Developer Guide

Pre-requisite
Tools for Static Analysis
LLM Agents
Workflow
Configurations
How to run the code

Pre-requisite

Our command-line tool uses on Docker as a backend to install all the dependency. So, please be sure to install Docker before you run it.

Tools for Static Analysis

CMIND uses some tools for static analysis. You will not need to install these tools yourself as it has already configured in the docker file.

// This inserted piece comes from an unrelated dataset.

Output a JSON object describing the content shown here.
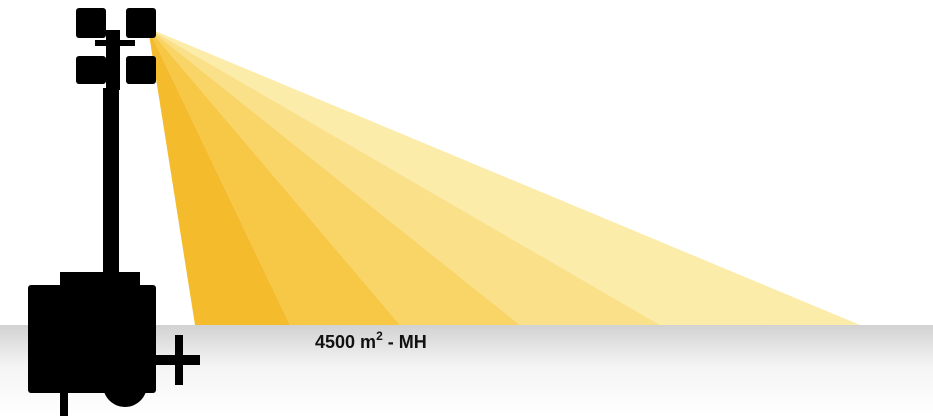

Joern: We use Joern for data flow analysis and methods extractions.
Doxygen: We use Doxygen to generate the callgraph.

LLM Agents

Due to the limit of the input size in LLMs, we cannot keep using one LLM for the entire task. To this end, we seperate our LLMs agents into three differnt categories:

Information collector: Collect the entry point and the related functions from the bug report
Static analysis: Decide whether to use static analysis or callgraph analysis
Bug reasoning: Reason the localization of the bugs and summarize the bug reasoning

Workflow

work flow

Configurations

Please create the JSON file with the following format to set up your configuration. Note that we do not upload this file for the security reason. For password, you will need to generate the APP password instead of the password for your email.

{
    "doxyfile_dir": "Path of Doxyfile for generating callgraph",
    "model_name": "GPT models tag",
    "joern_dir": "Joern directory e.g. '/opt/joern/joern-cli/joern'. Note that it needs to be the directory in the docker container not local directory"
    "_joern_dir": "Joern directory for tesing locally e.g. '/home/chiayi/bin/joern/joern-cli/joern' You will need to change it to joern_dir yourself when run it locally for debug",
    "openai_key": "Path for your OpenAI key",
    "project_dir": "Dirctory of your source code",
    "report_file": "Directory for your bug report e.g. './bug_report.txt'",
    "container_name": "The name of your docker container e.g. debugger_container"
}

We used o4-mini-2025-04-16 and gpt-5-mini-2025-08-07 for the experiments although you could try different cheaper/better models. Please refer to OpenAI for more information.

There are some string parsing might fail when you change to different models because different models could have output with different formats. Be sure to check this, when you use different models.

How to run the code

To run the application, you can simply run the following command.

python3 run.py --config-file=config.json

--config-file: Path of your config.json file

You will see the results on your screen when it finished. It might take a while because tools for static analysis is slow.